Wouldn’t that be the perfect revenge against Courtney? You know the b*tch turned around and sold it at the lowest pawn shop she could come by just so Fran couldn’t have it. Like she ever really had any reason to be jealous.
Finally the noise in the room died down, and the man in uniform turned his attention to her. “Can you tell us what exactly happened?”
“I was just walking down the street with my guitar when they ran out and grabbed me.”
“Why would they do that?” The cop looked bored and irritated. Never a good sign in a cop.
“I don’t know. Ask them,” Fran shot back.
“She climbed through the window,” Tracy bellowed, pointing at the window. “She’s trying to steal the guitar.” Again with the pointing business.
“Yeah,” the older copy of Tracy said. “We caught her at it when we went out the back door. A full moon in the full moon. Hilarious!”
“Hey, you’re Marvin Sutter’s girlfriend, aren’t you?” the female cop asked. “We work with him now and then.”
“Yeah.
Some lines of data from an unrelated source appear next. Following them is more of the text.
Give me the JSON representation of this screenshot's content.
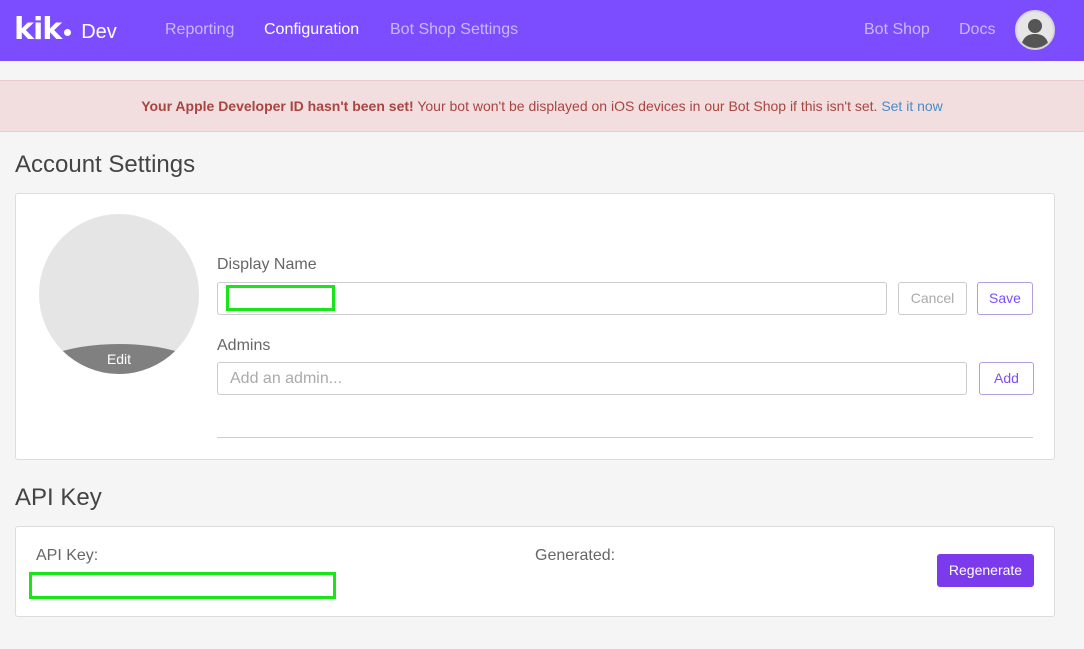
{
  "brand": {
    "logo_text": "kik",
    "suffix": "Dev"
  },
  "nav": {
    "reporting": "Reporting",
    "configuration": "Configuration",
    "bot_shop_settings": "Bot Shop Settings",
    "bot_shop": "Bot Shop",
    "docs": "Docs"
  },
  "alert": {
    "bold": "Your Apple Developer ID hasn't been set!",
    "text": " Your bot won't be displayed on iOS devices in our Bot Shop if this isn't set. ",
    "link": "Set it now"
  },
  "account": {
    "title": "Account Settings",
    "photo_edit": "Edit",
    "display_name_label": "Display Name",
    "display_name_value": "",
    "cancel": "Cancel",
    "save": "Save",
    "admins_label": "Admins",
    "admins_placeholder": "Add an admin...",
    "add": "Add"
  },
  "api": {
    "title": "API Key",
    "key_label": "API Key:",
    "generated_label": "Generated:",
    "regenerate": "Regenerate"
  },
  "colors": {
    "brand": "#7c4dff",
    "alert_bg": "#f2dede",
    "alert_text": "#a94442",
    "redaction": "#19e619"
  }
}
He lives here, but he’s out on a job right now.” The maxi-Tracy said.
Fran’s heart sank. If they were friends of cops, she had no chance at all.
“You can dust for her fingerprints in the windowsill, if you’d like, but I’ll bet we can find a line across her guts where Tracy pinned her with the window.” She reached down and shifted the ropes, then lifted the hem of Fran’s shirt over Fran’s vocal objections. “Yep. It’s kind of hard to see, but if you look close, there’s a line.”
The woman cop bent over. “Yep. That’s evidence. Did anyone witness the purported attack on you?”
It took Fran a minute to realize the question was directed toward her. She shook her head. Drawing this out any longer would only make it worse.
They cuffed her, but that was better than being tied up. She couldn’t wait to get out of here. Nothing was worth this. Not even the cursed guitar.
“I wasn’t mooning,” Fran snarled as they dragged her out. “My pants were up.”